Ömer Taşpınar: Evet, o konuya geleceğim Ruşen. Depremle ilgili Amerikan basınındaki yazılardan, özellikle bir iki tânesinden bahsetmek istiyorum. Geçtiğimiz hafta Washington Post’ta bir yazı çıktı, Türkiye’yi Şili ile karşılaştıran, Şili’de yapılanlarla Türkiye arasında yapılanları karşılaştıran bir yazı. Ve bir iki rakam vermek istiyorum; çünkü şu anda Türkiye’deki tartışma, hemen tekrar bu şehirlerin yapılması, Erdoğan’ın bir yıl içinde yeniden dönüş projesi, yeniden inşâ meselesi. Burada gerçekten değerli bir sürü bilim adamı bahsediyor bundan: Acele edilmemesi, daha iyi planlanması, imar kodları, binâların nasıl yapılması gerektiği konusunda bir sürü örnekler veriyorlar burada.
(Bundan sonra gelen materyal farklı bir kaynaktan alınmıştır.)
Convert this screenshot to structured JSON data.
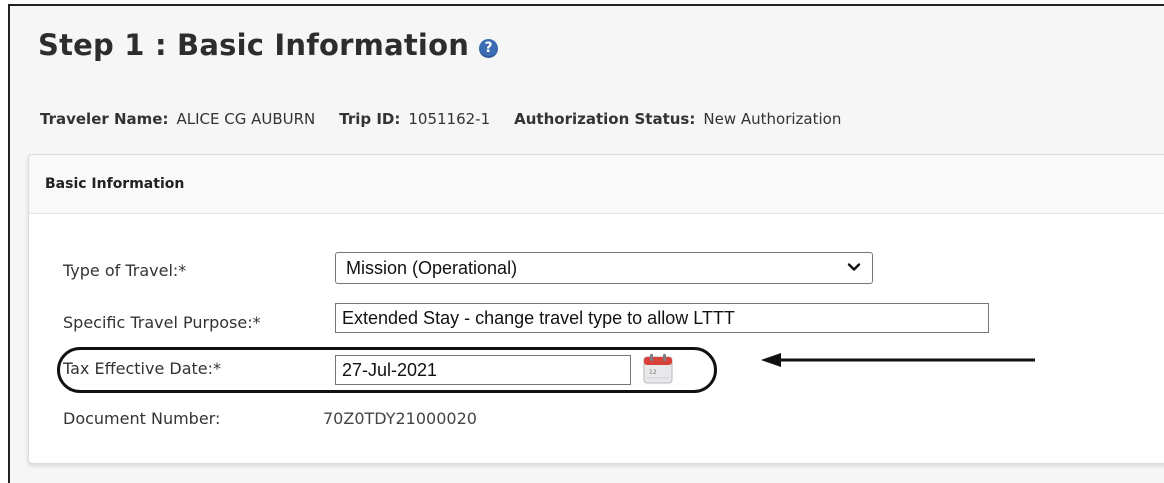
{
  "page": {
    "title": "Step 1 : Basic Information",
    "help_icon_glyph": "?"
  },
  "traveler_info": {
    "traveler_name_label": "Traveler Name:",
    "traveler_name": "ALICE CG AUBURN",
    "trip_id_label": "Trip ID:",
    "trip_id": "1051162-1",
    "authorization_status_label": "Authorization Status:",
    "authorization_status": "New Authorization"
  },
  "panel": {
    "header": "Basic Information",
    "type_of_travel_label": "Type of Travel:*",
    "type_of_travel_value": "Mission (Operational)",
    "specific_purpose_label": "Specific Travel Purpose:*",
    "specific_purpose_value": "Extended Stay - change travel type to allow LTTT",
    "tax_effective_date_label": "Tax Effective Date:*",
    "tax_effective_date_value": "27-Jul-2021",
    "document_number_label": "Document Number:",
    "document_number_value": "70Z0TDY21000020"
  },
  "colors": {
    "accent_help": "#3b6cb3",
    "calendar_red": "#d9423a",
    "annotation": "#111111"
  },
  "icons": {
    "help": "question-circle-icon",
    "dropdown": "chevron-down-icon",
    "calendar": "calendar-icon",
    "annotation_arrow": "arrow-left-icon"
  }
}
Türkiye Japonya gibi bir ülke değil; yani Japonya sanayileşmiş, kalkınmış bir ülke; ama Şili’de çok benzer bir durum var Türkiye ile. Şili de Güney Amerika haritasına baktığınızda incecik bir ülke, bütünüyle deprem fay hattında. Kaçabilecekleri içeride bir yer, alan da fazla yok, kıyıda bir ülke. Ve 1939’da Richter ölçeğinde 8,3’lük bir depremde 28 bin insan ölüyor orada. Bundan bir ders alıyorlar, 1939’da bu dersi alıyorlar. Yani Erzincan depremi ile 1939’daki Türkiye depremi ile aynı yıl. Arkasından, bundan sonraki 20 yıl yatırımlar yapıyorlar ve 1960’ta bu îmar planları sonrasında “Yüzyılın Felâketi” denen deprem geliyor Şili’ye — “20. yüzyılın felâketi” denen deprem. Ve o depremin Richter ölçeğindeki şiddeti 9,5. 1600 ölüyor sâdece.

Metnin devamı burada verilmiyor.